Paradoxically, the models were not the worst performers in this comparison. The group of 399 people, given the same plots to complete, produced negative endings up to 23 times more often than healthy variants of the same story. The authors stress this doesn't mean AI is free of bias, only that in this particular test it reflects bias to a lesser degree than the humans whose responses partly served as training data for these systems.

AI repeats every human bias we put into it - Rebecca Payne, Bangor University

Reasoning Models Perform Better

The researchers also noted a difference between model types. Systems equipped with advanced logical reasoning capabilities, meaning those that go through an internal 'deliberation' step before answering, showed markedly less bias than models that answer immediately. This suggests that the extra analytical step partly corrects the schematic associations picked up from training data.

Even so, the authors warn against excessive optimism. The test scenarios were simplified and don't reflect the full complexity of conversations users have with chatbots about their own health. In real conversations, a model has no access to test results, medical history, or the ability to conduct a clinical interview, so its answers rely solely on what the user chooses to disclose in their description.

Why This Matters in Practice

The scale of the problem stems from how widely people already use chatbots instead of, or alongside, seeing a doctor. According to the cited estimates, about a third of American adults turn to AI for health advice, often disclosing sensitive information in the conversation, such as psychiatric diagnoses or infectious diseases, that they would otherwise keep to themselves.

If a model subtly assumes a worse outcome for someone with a diagnosed illness, the risk isn't limited to a single unfortunate answer. Such a pattern can affect the tone of advice, suggested prognoses, or how a chatbot frames recommendations for next steps, subtly discouraging some users from seeking help or reinforcing their fears.

Medical Community Reacts

Isaac Kohane of Harvard Medical School, who has studied AI applications in medicine for years, also commented on the findings. The medical community has long pointed out that language models, despite their growing diagnostic accuracy, do not replace a full clinical examination and shouldn't be treated as a definitive source of advice on mental health or infectious diseases.

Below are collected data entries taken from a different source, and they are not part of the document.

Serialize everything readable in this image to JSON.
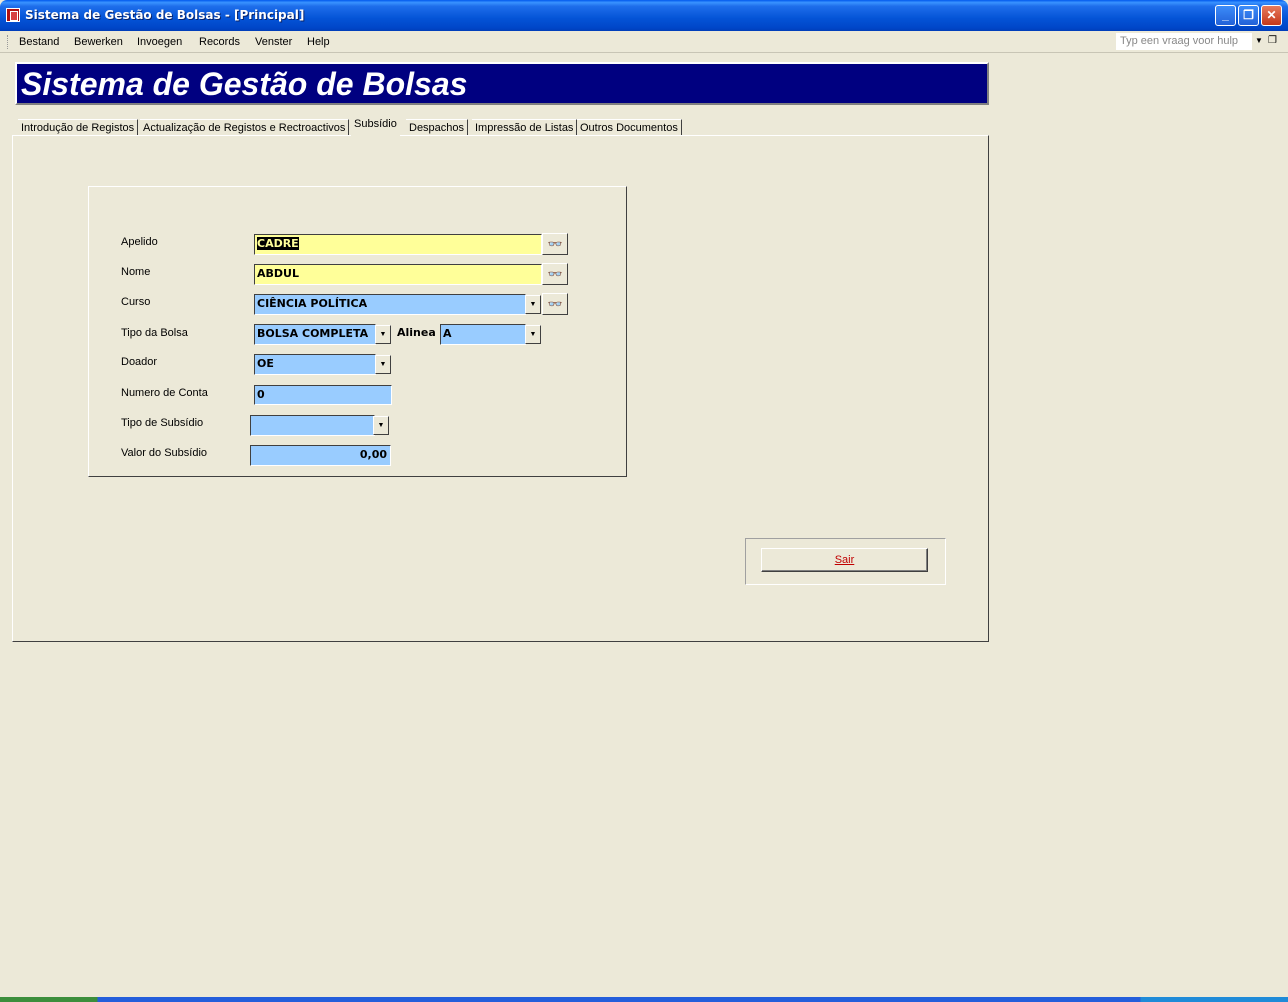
{
  "window": {
    "title": "Sistema de Gestão de Bolsas - [Principal]",
    "buttons": [
      "_",
      "❐",
      "✕"
    ]
  },
  "menu": {
    "items": [
      "Bestand",
      "Bewerken",
      "Invoegen",
      "Records",
      "Venster",
      "Help"
    ],
    "help_placeholder": "Typ een vraag voor hulp"
  },
  "banner": {
    "title": "Sistema de Gestão de Bolsas"
  },
  "tabs": [
    "Introdução de Registos",
    "Actualização de Registos e  Rectroactivos",
    "Subsídio",
    "Despachos",
    "Impressão de Listas",
    "Outros Documentos"
  ],
  "active_tab": "Subsídio",
  "form": {
    "apelido_label": "Apelido",
    "apelido_value": "CADRE",
    "nome_label": "Nome",
    "nome_value": "ABDUL",
    "curso_label": "Curso",
    "curso_value": "CIÊNCIA POLÍTICA",
    "tipo_bolsa_label": "Tipo da Bolsa",
    "tipo_bolsa_value": "BOLSA COMPLETA",
    "alinea_label": "Alinea",
    "alinea_value": "A",
    "doador_label": "Doador",
    "doador_value": "OE",
    "numero_conta_label": "Numero de Conta",
    "numero_conta_value": "0",
    "tipo_subsidio_label": "Tipo de Subsídio",
    "tipo_subsidio_value": "",
    "valor_subsidio_label": "Valor do Subsídio",
    "valor_subsidio_value": "0,00"
  },
  "exit_button": {
    "label": "Sair"
  },
  "icons": {
    "find": "binoculars-icon",
    "dropdown": "chevron-down-icon",
    "app": "access-form-icon"
  },
  "colors": {
    "titlebar": "#0453D6",
    "banner": "#000080",
    "field_yellow": "#FFFF99",
    "field_blue": "#99CCFF",
    "background": "#ECE9D8"
  }
}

For Polish users the takeaways are similar, though the scale of the phenomenon in Poland hasn't yet been measured as precisely. Health services and chatbot consultations are also gaining popularity in Poland, and many patients turn to ChatGPT as a first source of information before seeing a doctor, especially for issues considered embarrassing, such as mental illness or sexually transmitted infections.

The study's authors do not propose a specific fix, beyond recommending that model developers test their systems for stigmatizing patterns as systematically as they test for factual errors. They also note that developing models with a built-in reasoning step could be one practical way to reduce this kind of bias without sacrificing the tool's usefulness.